Just because OCC examiners don’t have personal contact with their banks doesn’t mean they haven’t been talking to them through the pandemic. Some of those conversations are an effort to triage which banks may need the greatest attention from regulators.
“There is a real time risk-based assessment of what’s happening with our national banks and federal savings associations, so we can try to understand how we move forward and where we focus our attention. [It’s] is very challenging, similar to the challenge [banks have] trying to understand their asset quality and the situation with their loan portfolios,” says Kennedy.

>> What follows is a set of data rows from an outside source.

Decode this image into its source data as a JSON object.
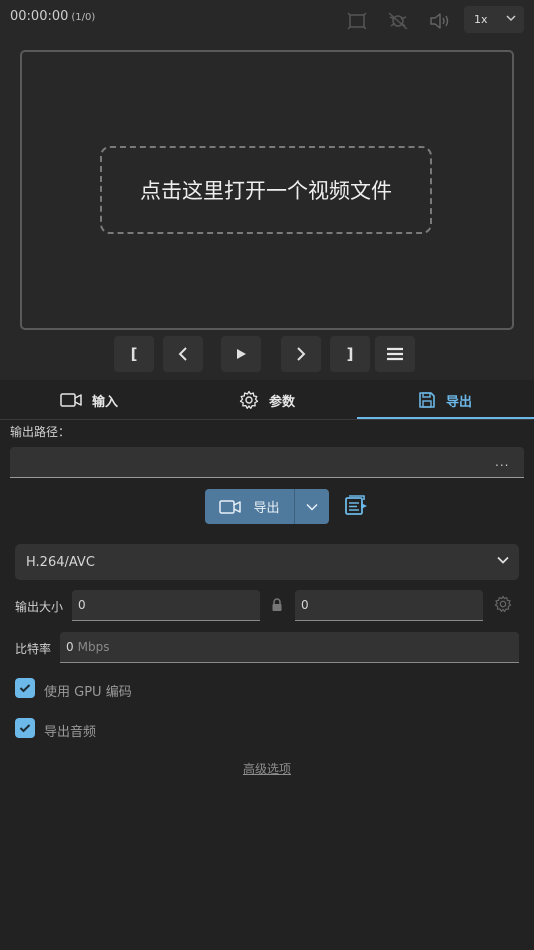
{
  "topbar": {
    "timecode": "00:00:00",
    "frame_counter": "(1/0)",
    "icons": [
      "crop-icon",
      "disabled-transform-icon",
      "volume-icon"
    ],
    "speed": "1x"
  },
  "preview": {
    "placeholder": "点击这里打开一个视频文件"
  },
  "transport": {
    "mark_in": "[",
    "mark_out": "]"
  },
  "tabs": [
    {
      "label": "输入",
      "icon": "video-camera-icon"
    },
    {
      "label": "参数",
      "icon": "gear-icon"
    },
    {
      "label": "导出",
      "icon": "save-icon",
      "active": true
    }
  ],
  "export": {
    "path_label": "输出路径：",
    "path_value": "",
    "browse_label": "...",
    "export_button": "导出",
    "codec": "H.264/AVC",
    "size_label": "输出大小",
    "width": "0",
    "height": "0",
    "bitrate_label": "比特率",
    "bitrate_value": "0",
    "bitrate_unit": "Mbps",
    "gpu_label": "使用 GPU 编码",
    "gpu_checked": true,
    "audio_label": "导出音频",
    "audio_checked": true,
    "advanced_link": "高级选项"
  },
  "colors": {
    "accent": "#6cb8e8",
    "export_button": "#4f7a9d",
    "background": "#282828",
    "panel": "#222222"
  }
}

The OCC is essentially trying to assess the pandemic’s economic impact on national banks and thrifts while those institutions make their own credit risk assessments.
“A real-time conversation that’s going on right now, particularly in that in our larger banks, is ‘What is your stress forecasting looking like for provision expense in the second quarter, as well as what could be those potential impacts to earnings, particularly as it relates to any earnings expectations that might be out there?’” Kennedy says. “Those are challenging conversations going on right now … as our bank managements sort of work through the struggle [with] some of those specifics. It’s not a real predictive economy right now.”